You are suffering from evacuation failures as can be seen by the to-space exhausted part of the start message for the collection.

This occurs when there is not enough free space on your heap to promote survived or promoted objects (or both) and the heap can not be expanded more.

Monica Beckwith writes the following in Tips for Tuning the Garbage First Garbage Collector

For G1 GC, an evacuation failure is very expensive -

  • For successfully copied objects, G1 needs to update the references and the regions have to be tenured.
  • For unsuccessfully copied objects, G1 will self-forward them and tenure the regions in place.

Often G1 can't keep up with the allocation rate when forced to do these operations and will eventually be forced to a full GC due to allocation failure. This is probably why you see a full GC after a couple of evacuation failures.

Monica also writes about possible solutions in Garbage First Garbage Collector Tuning

  • Increase the value of the -XX:G1ReservePercent option (and the total heap accordingly) to increase the amount of reserve memory for "to-space".

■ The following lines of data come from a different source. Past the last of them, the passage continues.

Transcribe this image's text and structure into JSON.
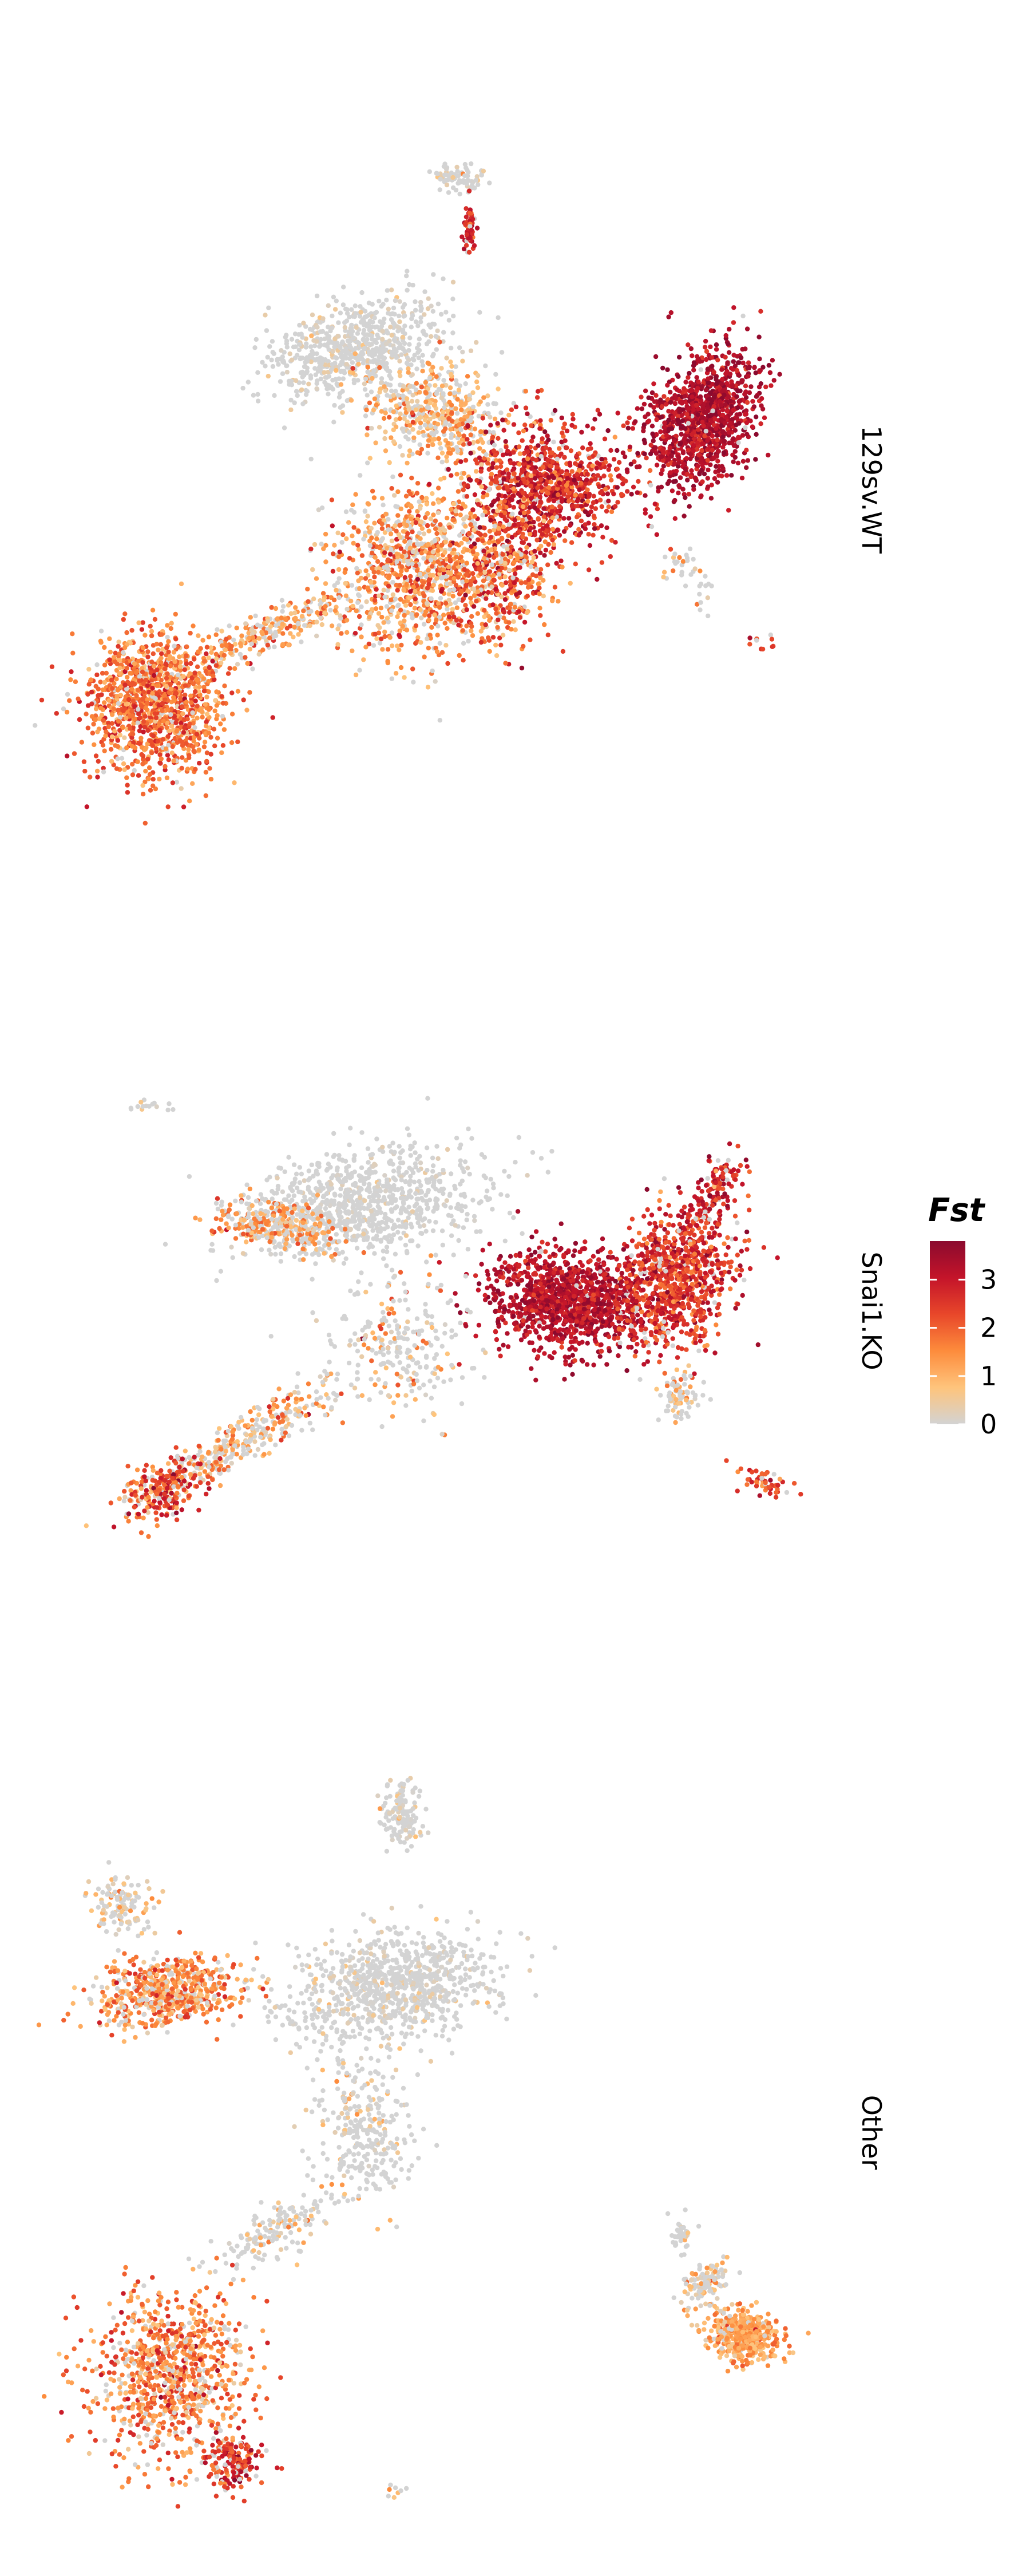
{
  "chart_data": {
    "type": "scatter",
    "subtype": "faceted UMAP feature plot",
    "panels": [
      {
        "label": "129sv.WT"
      },
      {
        "label": "Snai1.KO"
      },
      {
        "label": "Other"
      }
    ],
    "color_scale": {
      "title": "Fst",
      "range": [
        0,
        3.8
      ],
      "ticks": [
        0,
        1,
        2,
        3
      ],
      "tick_labels": [
        "0",
        "1",
        "2",
        "3"
      ],
      "colors": [
        "#d3d3d3",
        "#fec47c",
        "#fd8c3c",
        "#e8472a",
        "#c4142a",
        "#8b0a2e"
      ]
    },
    "legend_position": "right",
    "axes_visible": false,
    "grid": false
  }
}
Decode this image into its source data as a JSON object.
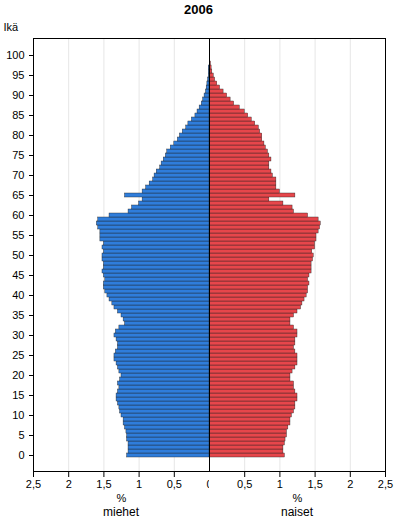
{
  "chart_data": {
    "type": "bar",
    "orientation": "horizontal",
    "title": "2006",
    "ylabel": "Ikä",
    "xlabel": "%",
    "grid": true,
    "xlim": [
      0,
      2.5
    ],
    "categories": [
      0,
      1,
      2,
      3,
      4,
      5,
      6,
      7,
      8,
      9,
      10,
      11,
      12,
      13,
      14,
      15,
      16,
      17,
      18,
      19,
      20,
      21,
      22,
      23,
      24,
      25,
      26,
      27,
      28,
      29,
      30,
      31,
      32,
      33,
      34,
      35,
      36,
      37,
      38,
      39,
      40,
      41,
      42,
      43,
      44,
      45,
      46,
      47,
      48,
      49,
      50,
      51,
      52,
      53,
      54,
      55,
      56,
      57,
      58,
      59,
      60,
      61,
      62,
      63,
      64,
      65,
      66,
      67,
      68,
      69,
      70,
      71,
      72,
      73,
      74,
      75,
      76,
      77,
      78,
      79,
      80,
      81,
      82,
      83,
      84,
      85,
      86,
      87,
      88,
      89,
      90,
      91,
      92,
      93,
      94,
      95,
      96,
      97,
      98,
      99,
      100
    ],
    "yticks": [
      0,
      5,
      10,
      15,
      20,
      25,
      30,
      35,
      40,
      45,
      50,
      55,
      60,
      65,
      70,
      75,
      80,
      85,
      90,
      95,
      100
    ],
    "series": [
      {
        "name": "miehet",
        "color": "#2f7ddb",
        "xticks": [
          {
            "value": 2.5,
            "label": "2,5"
          },
          2,
          {
            "value": 1.5,
            "label": "1,5"
          },
          1,
          {
            "value": 0.5,
            "label": "0,5"
          },
          0
        ],
        "values": [
          1.17,
          1.15,
          1.15,
          1.15,
          1.17,
          1.17,
          1.18,
          1.2,
          1.22,
          1.22,
          1.25,
          1.27,
          1.28,
          1.3,
          1.32,
          1.32,
          1.3,
          1.28,
          1.3,
          1.27,
          1.25,
          1.28,
          1.3,
          1.32,
          1.35,
          1.35,
          1.33,
          1.3,
          1.3,
          1.32,
          1.35,
          1.33,
          1.28,
          1.2,
          1.22,
          1.25,
          1.3,
          1.35,
          1.38,
          1.42,
          1.45,
          1.48,
          1.5,
          1.5,
          1.48,
          1.5,
          1.52,
          1.5,
          1.5,
          1.52,
          1.52,
          1.5,
          1.52,
          1.5,
          1.55,
          1.55,
          1.55,
          1.58,
          1.6,
          1.58,
          1.42,
          1.15,
          1.1,
          1.0,
          0.95,
          1.2,
          0.95,
          0.9,
          0.85,
          0.8,
          0.78,
          0.75,
          0.7,
          0.68,
          0.65,
          0.62,
          0.6,
          0.55,
          0.5,
          0.45,
          0.42,
          0.38,
          0.33,
          0.3,
          0.25,
          0.2,
          0.17,
          0.14,
          0.11,
          0.09,
          0.07,
          0.05,
          0.04,
          0.03,
          0.02,
          0.01,
          0.01,
          0.01,
          0,
          0,
          0
        ]
      },
      {
        "name": "naiset",
        "color": "#e6464b",
        "xticks": [
          {
            "value": 0.5,
            "label": "0,5"
          },
          1,
          {
            "value": 1.5,
            "label": "1,5"
          },
          2,
          {
            "value": 2.5,
            "label": "2,5"
          }
        ],
        "values": [
          1.07,
          1.05,
          1.05,
          1.07,
          1.08,
          1.1,
          1.1,
          1.12,
          1.15,
          1.15,
          1.17,
          1.2,
          1.22,
          1.22,
          1.25,
          1.25,
          1.22,
          1.2,
          1.2,
          1.15,
          1.15,
          1.18,
          1.22,
          1.25,
          1.25,
          1.25,
          1.22,
          1.2,
          1.22,
          1.22,
          1.25,
          1.25,
          1.2,
          1.15,
          1.15,
          1.2,
          1.25,
          1.3,
          1.32,
          1.35,
          1.38,
          1.4,
          1.4,
          1.42,
          1.4,
          1.42,
          1.45,
          1.45,
          1.45,
          1.47,
          1.48,
          1.46,
          1.5,
          1.5,
          1.52,
          1.52,
          1.55,
          1.57,
          1.58,
          1.55,
          1.4,
          1.2,
          1.18,
          1.05,
          0.85,
          1.22,
          1.0,
          0.95,
          0.95,
          0.95,
          0.9,
          0.88,
          0.85,
          0.85,
          0.88,
          0.85,
          0.83,
          0.8,
          0.78,
          0.75,
          0.75,
          0.72,
          0.7,
          0.65,
          0.6,
          0.55,
          0.5,
          0.43,
          0.35,
          0.3,
          0.25,
          0.2,
          0.15,
          0.11,
          0.08,
          0.06,
          0.04,
          0.03,
          0.02,
          0.01,
          0.01
        ]
      }
    ]
  }
}
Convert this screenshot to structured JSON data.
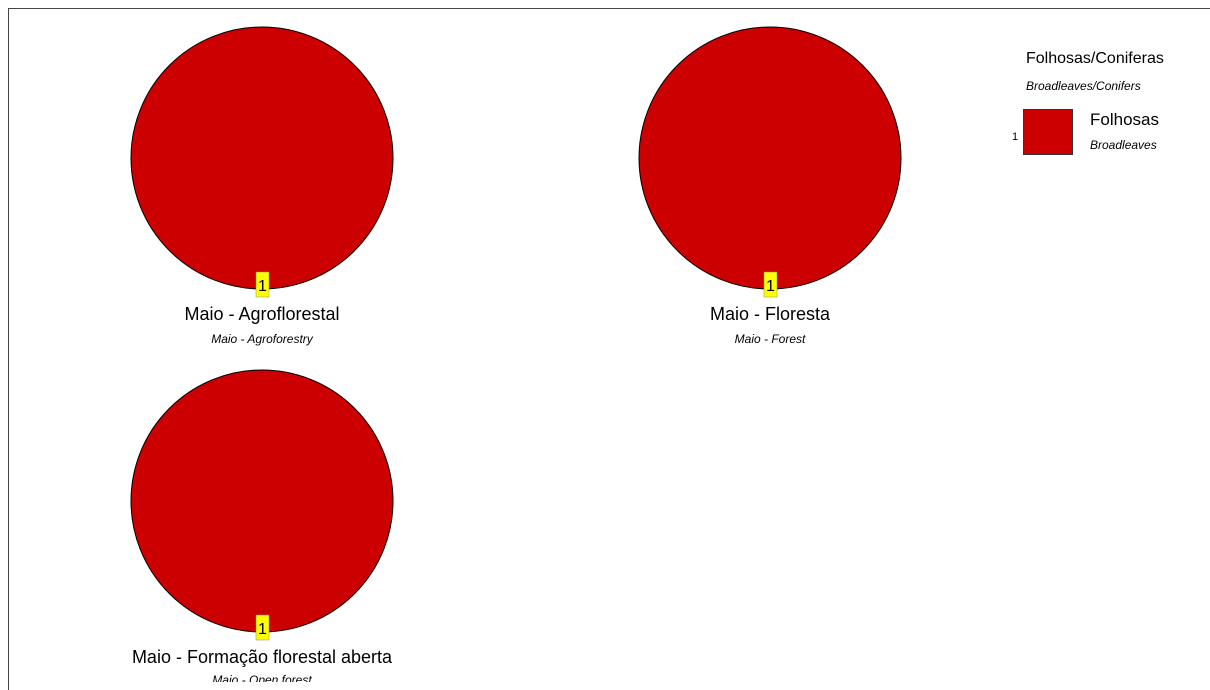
{
  "chart_data": {
    "type": "pie",
    "colors": {
      "Folhosas": "#cc0000",
      "label_box": "#ffff00"
    },
    "legend": {
      "title": "Folhosas/Coniferas",
      "subtitle": "Broadleaves/Conifers",
      "position": "top-right",
      "items": [
        {
          "number": "1",
          "label": "Folhosas",
          "sublabel": "Broadleaves",
          "color": "#cc0000"
        }
      ]
    },
    "charts": [
      {
        "title": "Maio - Agroflorestal",
        "subtitle": "Maio - Agroforestry",
        "slices": [
          {
            "category": "Folhosas",
            "value": 100,
            "label": "1"
          }
        ]
      },
      {
        "title": "Maio - Floresta",
        "subtitle": "Maio - Forest",
        "slices": [
          {
            "category": "Folhosas",
            "value": 100,
            "label": "1"
          }
        ]
      },
      {
        "title": "Maio - Formação florestal aberta",
        "subtitle": "Maio - Open forest",
        "slices": [
          {
            "category": "Folhosas",
            "value": 100,
            "label": "1"
          }
        ]
      }
    ]
  }
}
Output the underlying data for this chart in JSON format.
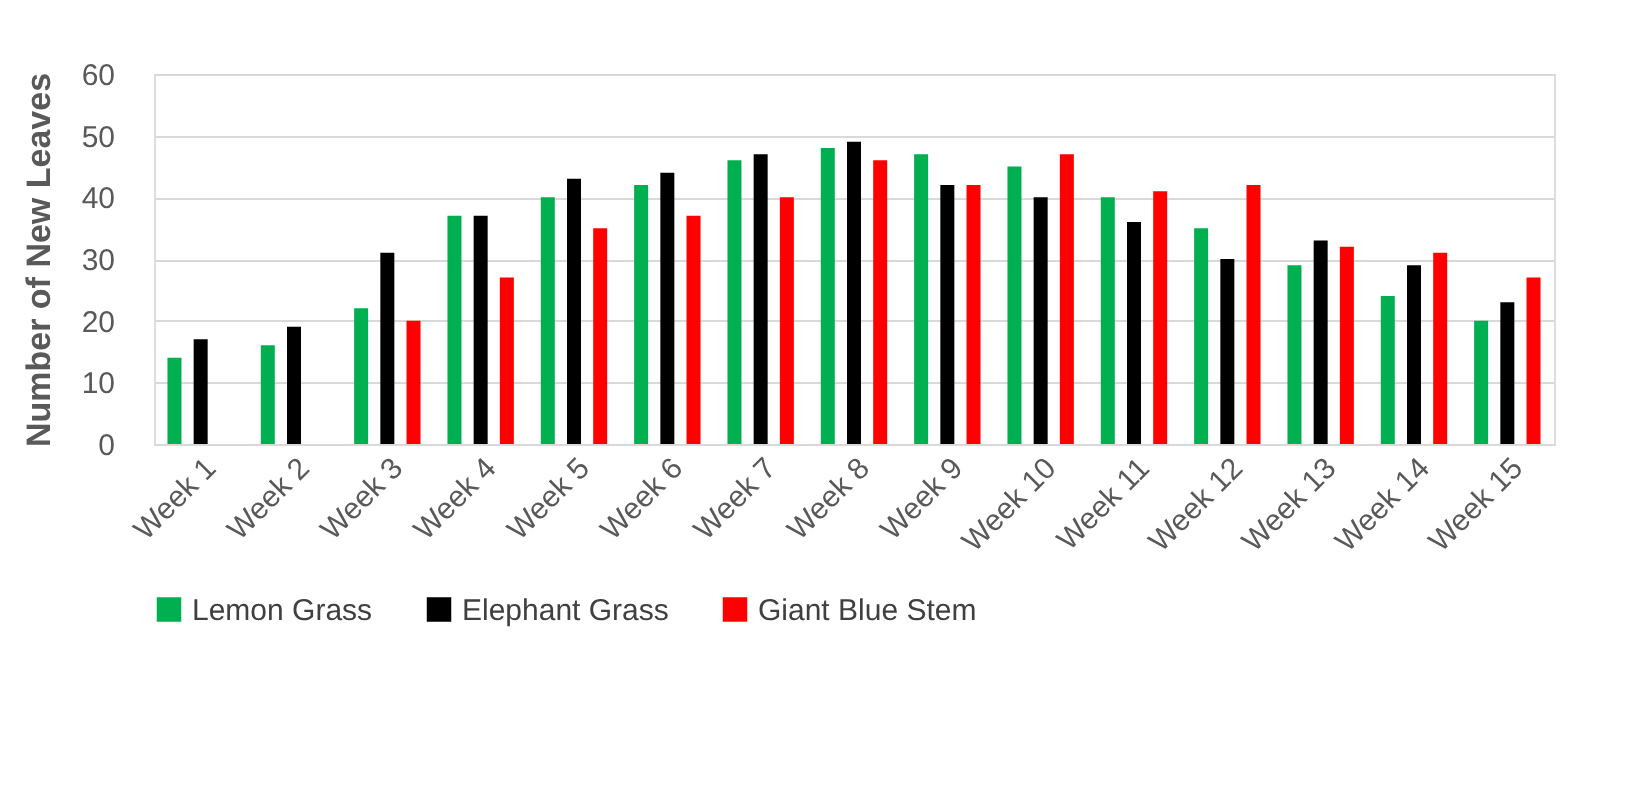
{
  "chart_data": {
    "type": "bar",
    "ylabel": "Number of New Leaves",
    "categories": [
      "Week 1",
      "Week 2",
      "Week 3",
      "Week 4",
      "Week 5",
      "Week 6",
      "Week 7",
      "Week 8",
      "Week 9",
      "Week 10",
      "Week 11",
      "Week 12",
      "Week 13",
      "Week 14",
      "Week 15"
    ],
    "series": [
      {
        "name": "Lemon Grass",
        "color": "#00b050",
        "values": [
          14,
          16,
          22,
          37,
          40,
          42,
          46,
          48,
          47,
          45,
          40,
          35,
          29,
          24,
          20
        ]
      },
      {
        "name": "Elephant Grass",
        "color": "#000000",
        "values": [
          17,
          19,
          31,
          37,
          43,
          44,
          47,
          49,
          42,
          40,
          36,
          30,
          33,
          29,
          23
        ]
      },
      {
        "name": "Giant Blue Stem",
        "color": "#ff0000",
        "values": [
          null,
          null,
          20,
          27,
          35,
          37,
          40,
          46,
          42,
          47,
          41,
          42,
          32,
          31,
          27
        ]
      }
    ],
    "ylim": [
      0,
      60
    ],
    "yticks": [
      0,
      10,
      20,
      30,
      40,
      50,
      60
    ],
    "grid": "y",
    "legend": "bottom"
  }
}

  • Start the marking cycle earlier by reducing the -XX:InitiatingHeapOccupancyPercent.

  • You can also increase the value of the -XX:ConcGCThreads option to increase the number of parallel marking threads.

Also, increasing the heap is another option that would reduce the likelihood of evacuation failures.